LAPSUS$ Attacks

In recent months, a cybercriminal gang known as LAPSUS$ has claimed responsibility for a number of high-profile attacks against technology companies, including:

  • T-Mobile (April 23, 2022)
  • Globant
  • Okta
  • Ubisoft
  • Samsung
  • Nvidia
  • Microsoft
  • Vodafone

In addition to these attacks, LAPSUS$ was also able to successfully launch a ransomware attack against the Brazilian Ministry of Health.

While high-profile cyber-attacks are certainly nothing new, there are several things that make LAPSUS$ unique.

  • The alleged mastermind of these attacks and several other alleged accomplices were all teenagers.
  • Unlike more traditional ransomware gangs, LAPSUS$ has a very strong social media presence.
  • The gang is best known for data exfiltration. It has stolen source code and other proprietary information and has often leaked this information on the Internet.

LAPSUS$ stolen credentials

In the case of Nvidia, for example, the attackers gained access to hundreds of gigabytes of proprietary data, including information about chips that the company is developing. Perhaps more disturbing; however, LAPSUS$ claims to have stolen the credentials of thousands of Nvidia employees. The exact number of credentials stolen is somewhat unclear, with various tech news sites reporting differing numbers. However, Specops was able to obtain approximately 30,000 passwords that were compromised in the breach.

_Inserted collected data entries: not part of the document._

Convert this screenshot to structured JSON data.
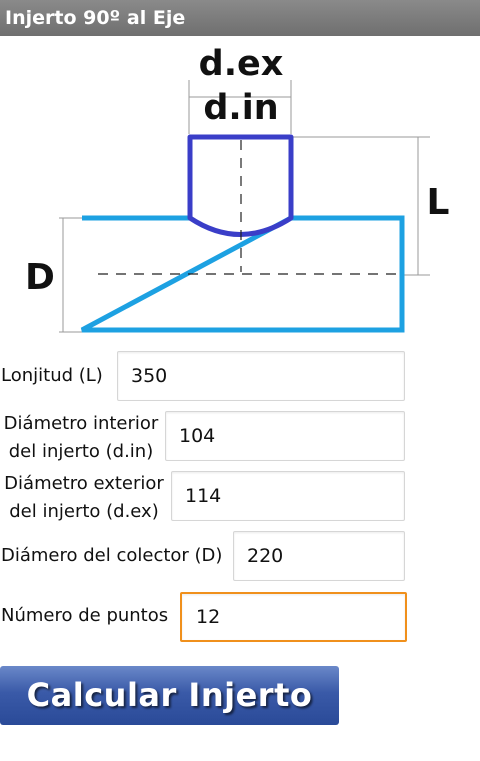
{
  "app": {
    "title": "Injerto 90º al Eje"
  },
  "diagram": {
    "label_dex": "d.ex",
    "label_din": "d.in",
    "label_L": "L",
    "label_D": "D",
    "colors": {
      "collector": "#1da1e2",
      "branch": "#3a3ec8"
    }
  },
  "form": {
    "lonjitud": {
      "label": "Lonjitud (L)",
      "value": "350"
    },
    "diam_int": {
      "label_line1": "Diámetro interior",
      "label_line2": "del injerto (d.in)",
      "value": "104"
    },
    "diam_ext": {
      "label_line1": "Diámetro exterior",
      "label_line2": "del injerto (d.ex)",
      "value": "114"
    },
    "colector": {
      "label": "Diámero del colector (D)",
      "value": "220"
    },
    "puntos": {
      "label": "Número de puntos",
      "value": "12"
    }
  },
  "button": {
    "label": "Calcular Injerto"
  }
}
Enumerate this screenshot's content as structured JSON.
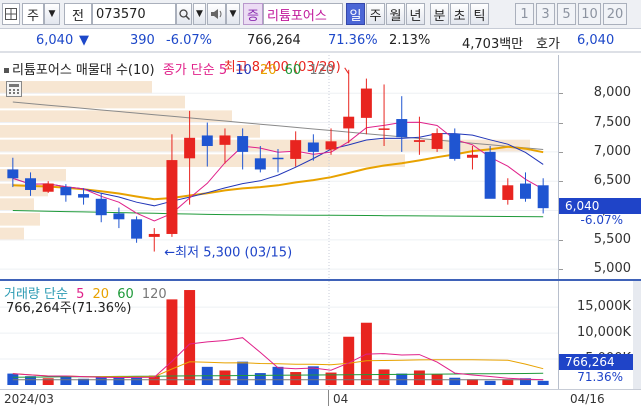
{
  "toolbar": {
    "code_prefix": "주",
    "market_label": "전",
    "code": "073570",
    "stock_name": "리튬포어스",
    "prefix_badge": "증",
    "period_buttons": [
      "일",
      "주",
      "월",
      "년",
      "분",
      "초",
      "틱"
    ],
    "selected_period": "일",
    "minute_buttons": [
      "1",
      "3",
      "5",
      "10",
      "20"
    ]
  },
  "quote": {
    "price": "6,040",
    "direction": "▼",
    "change": "390",
    "change_pct": "-6.07%",
    "volume": "766,264",
    "volume_ratio": "71.36%",
    "turnover": "2.13%",
    "trade_value": "4,703백만",
    "bid_label": "호가",
    "bid_price": "6,040"
  },
  "price_chart": {
    "legend_title": "리튬포어스 매물대 수(10)",
    "legend_ma_label": "종가 단순",
    "legend_ma": [
      "5",
      "10",
      "20",
      "60",
      "120"
    ],
    "ma_colors": {
      "5": "#e0218a",
      "10": "#2236b8",
      "20": "#e8a200",
      "60": "#1f9a3a",
      "120": "#777777"
    },
    "high_label": "최고 8,400 (03/29)",
    "low_label": "최저 5,300 (03/15)",
    "y_ticks": [
      "8,000",
      "7,500",
      "7,000",
      "6,500",
      "6,000",
      "5,500",
      "5,000"
    ],
    "current_price_tag": "6,040",
    "current_change_tag": "-6.07%"
  },
  "volume_chart": {
    "legend_title": "거래량 단순",
    "legend_ma": [
      "5",
      "20",
      "60",
      "120"
    ],
    "volume_text": "766,264주(71.36%)",
    "y_ticks": [
      "15,000K",
      "10,000K",
      "5,000K"
    ],
    "current_volume_tag": "766,264",
    "current_ratio_tag": "71.36%"
  },
  "dates": {
    "start": "2024/03",
    "month_mark": "04",
    "end": "04/16"
  },
  "colors": {
    "up": "#e8241f",
    "down": "#1f55d1",
    "accent": "#3f62b8"
  },
  "chart_data": {
    "type": "candlestick",
    "dates": [
      "03/04",
      "03/05",
      "03/06",
      "03/07",
      "03/08",
      "03/11",
      "03/12",
      "03/13",
      "03/14",
      "03/15",
      "03/18",
      "03/19",
      "03/20",
      "03/21",
      "03/22",
      "03/25",
      "03/26",
      "03/27",
      "03/28",
      "03/29",
      "04/01",
      "04/02",
      "04/03",
      "04/04",
      "04/05",
      "04/08",
      "04/09",
      "04/11",
      "04/12",
      "04/15",
      "04/16"
    ],
    "open": [
      6700,
      6550,
      6320,
      6400,
      6280,
      6200,
      5950,
      5850,
      5550,
      5600,
      6890,
      7280,
      7120,
      7270,
      6890,
      6900,
      6880,
      7160,
      7040,
      7400,
      7580,
      7400,
      7560,
      7170,
      7050,
      7310,
      6900,
      7000,
      6180,
      6460,
      6430
    ],
    "high": [
      6900,
      6650,
      6500,
      6450,
      6380,
      6300,
      6050,
      5900,
      5700,
      7300,
      7700,
      7500,
      7400,
      7400,
      7100,
      7050,
      7350,
      7300,
      7400,
      8400,
      8250,
      8150,
      7950,
      7600,
      7400,
      7400,
      7100,
      7100,
      6550,
      6650,
      6550
    ],
    "low": [
      6400,
      6250,
      6300,
      6150,
      6100,
      5800,
      5700,
      5450,
      5300,
      5550,
      6100,
      6750,
      6800,
      6700,
      6650,
      6650,
      6750,
      6850,
      6950,
      7150,
      7300,
      7100,
      7000,
      6950,
      7000,
      6850,
      6700,
      6900,
      6100,
      6150,
      5950
    ],
    "close": [
      6550,
      6350,
      6460,
      6260,
      6220,
      5920,
      5850,
      5520,
      5600,
      6860,
      7240,
      7100,
      7280,
      7000,
      6700,
      6890,
      7200,
      7000,
      7180,
      7600,
      8080,
      7400,
      7250,
      7200,
      7320,
      6880,
      6950,
      6200,
      6430,
      6200,
      6040
    ],
    "volume": [
      2200,
      1700,
      1300,
      1700,
      1200,
      1500,
      1500,
      1400,
      1800,
      16500,
      18300,
      3500,
      2800,
      4500,
      2300,
      3500,
      2500,
      3600,
      2400,
      9300,
      12000,
      3000,
      2200,
      2800,
      2100,
      1400,
      1100,
      800,
      1100,
      1300,
      800
    ],
    "volume_unit": "K",
    "ylim": [
      4900,
      8550
    ],
    "volume_ylim": [
      0,
      18500
    ]
  }
}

The rise of cyber extortion

There are two major takeaways from the LAPSUS$ attacks that organizations must pay attention to. First, the LAPSUS$ attacks clearly illustrate that gangs of cybercriminals are no longer content to perform run-of-the-mill ransomware attacks. Rather than just encrypting data as has so often been done in the past, LAPSUS$ seems far more focused on cyber extortion. LAPSUS$ gains access to an organization's most valuable intellectual property and threatens to leak that information unless a ransom is paid.

A technology company could conceivably suffer irreparable harm by having its source code, product roadmap, or research and development data leaked, especially if that data were to be made available to competitors.

Even though the LAPSUS$ attacks have thus far focused primarily on technology companies, any organization could conceivably become a victim of such an attack. As such, all companies must carefully consider what they can be doing to keep their most sensitive data out of the hands of cybercriminals.

Weak passwords at play

The other important takeaway from the LAPSUS$ attacks was that while there is no definitive information about how the attackers gained access to their victim's networks, the list of leaked Nvidia credentials that was acquired by Specops clearly reveals that many employees were using extremely weak passwords. Some of these passwords were common words (welcome, password, September, etc.), which are extremely susceptible to dictionary attacks. Many other passwords included the company name as a part of the password (nvidia3d, mynvidia3d, etc.). At least one employee even went so far as to use the word Nvidia as their password!

While it is entirely possible that the attackers used an initial penetration method that was not based on the use of harvested credentials, it is far more likely that these weak credentials played a pivotal role in the attack.

This, of course, raises the question of what other companies can do to prevent their employees from using similarly weak passwords, making the organization vulnerable to attack. Setting up a password policy that requires lengthy and complex passwords is a good start, but there is more that companies should be doing.

Protecting your own organization from a similar attack

One key measure that organizations can use to prevent the use of weak passwords is to create a custom dictionary of words or phrases that are not permitted to be used as a part of the password. Remember that in the Nvidia attack, employees often used the word Nvidia either as their password or as a component of their password. A custom dictionary could have been used to prevent any password from containing the word Nvidia.

Another, even more important way that an organization can prevent the use of weak passwords is to create a policy preventing users from using any password that is known to have been leaked. When a password is leaked, that password is hashed and the hash is usually added to a database of password hashes. If an attacker acquires a password hash they can simply compare the hash to the hash database, quickly revealing the password without having to perform a time-consuming brute force or dictionary-based crack.

Specops Password Policy gives admins the tools that they need in order to ensure that users avoid using weak passwords or passwords that are known to have been compromised. Specops makes it easy to create a password policy that complies with common password standards, such as those defined by NIST. In addition to setting length and complexity requirements, however, Specops allows admins to create dictionaries of words that are not to be used as a part of a password. Additionally, Specops maintains a database of billions of leaked passwords. User's passwords can be automatically checked against this database, thereby preventing users from using a password that is known to have been compromised.